Une fois que nous les avons dépassés sur le coup de 20 heures, le vent est passé à 40° – 17-18 nœuds de vent réel et « S.A.S.³ » a encore accéléré ! Nous frisions constamment les 10 nœuds dans l’eau. Le méga, super pied !

Petit bémol … nous avions mis en marche le GE pour maintenir en charge nos batteries et j’ai eu peur que la gîte bien que modeste, ne soit trop élevée pour le bon fonctionnement du groupe ! Aussi, nous avons d’abord réduit le génois et un peu plus tard, nous avons pris un ris dans la GV.

« S.A.S.³ » est alors parti dans une longue glissade des Champs-Elysées à 9 nœuds  dans l’eau … c’était absolument m-a-g-i-q-u-e ! L’orgasme pur !
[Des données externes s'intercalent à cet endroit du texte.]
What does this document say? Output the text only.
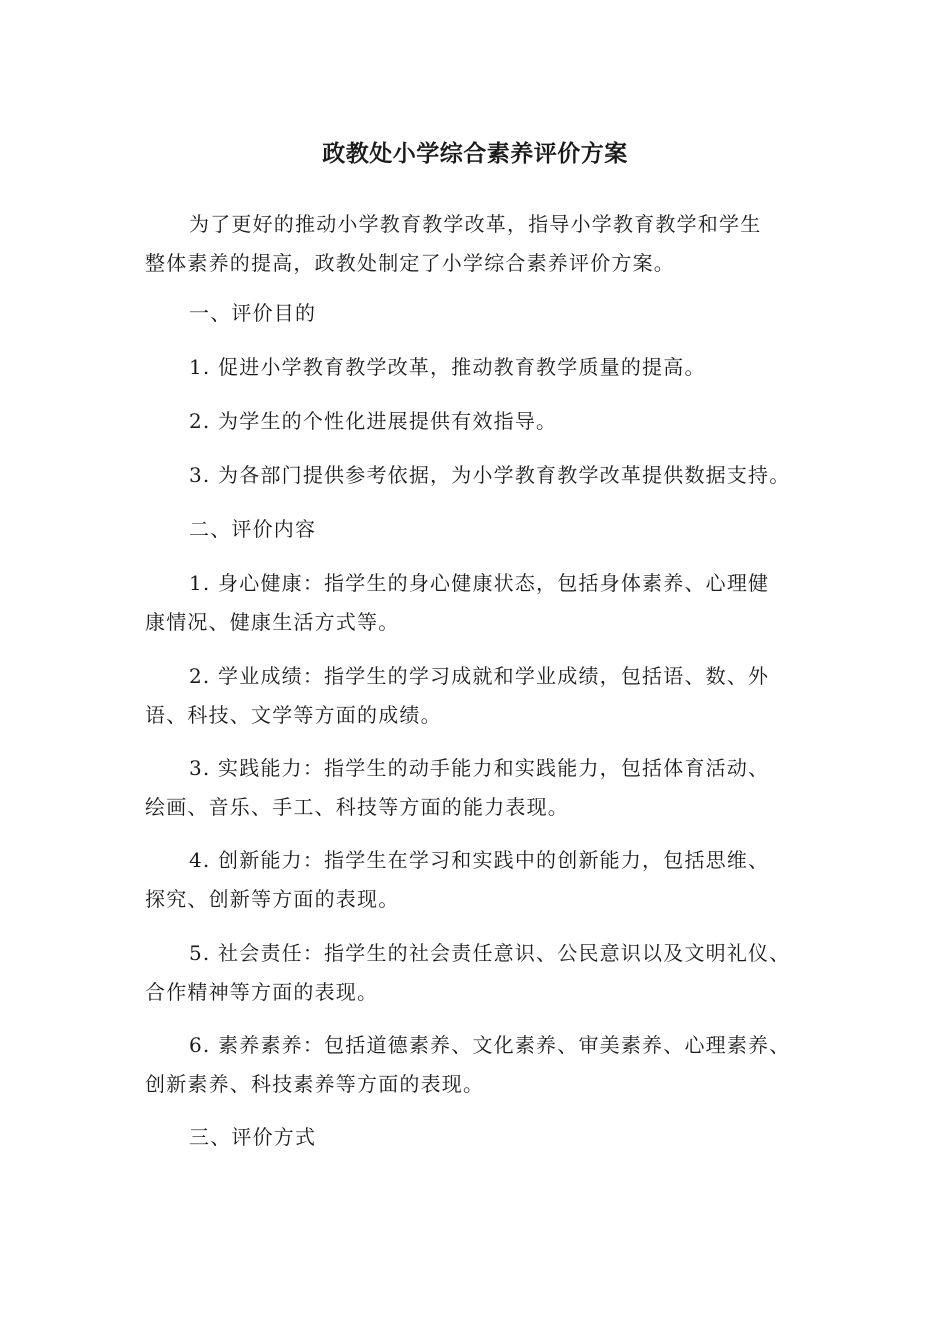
政教处小学综合素养评价方案
为了更好的推动小学教育教学改革，指导小学教育教学和学生
整体素养的提高，政教处制定了小学综合素养评价方案。
一、评价目的
1. 促进小学教育教学改革，推动教育教学质量的提高。
2. 为学生的个性化进展提供有效指导。
3. 为各部门提供参考依据，为小学教育教学改革提供数据支持。
二、评价内容
1. 身心健康：指学生的身心健康状态，包括身体素养、心理健
康情况、健康生活方式等。
2. 学业成绩：指学生的学习成就和学业成绩，包括语、数、外
语、科技、文学等方面的成绩。
3. 实践能力：指学生的动手能力和实践能力，包括体育活动、
绘画、音乐、手工、科技等方面的能力表现。
4. 创新能力：指学生在学习和实践中的创新能力，包括思维、
探究、创新等方面的表现。
5. 社会责任：指学生的社会责任意识、公民意识以及文明礼仪、
合作精神等方面的表现。
6. 素养素养：包括道德素养、文化素养、审美素养、心理素养、
创新素养、科技素养等方面的表现。
三、评价方式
Cela a duré jusqu’aux environs de  minuit … moment à partir duquel le vent est devenu plus capricieux en cap et en force. Nous étions à hauteur de « Lombok Island ». La féérie de cette côte nous a fait tenir éveillés toute la nuit !!

Mercredi 10.

Ensuite, nous avons remis le moteur … un peu plus tard, la voile … à nouveau le moteur … à nouveau la voile jusqu’au moment où malgré toutes nos réductions de toile, nous allions beaucoup, beaucoup trop vite ! Nous avons alors tout affalé et marché au moteur à bas régime : il nous fallait attendre le lever du jour pour oser nous aventurer jusqu’à « Medana Bay Marina ».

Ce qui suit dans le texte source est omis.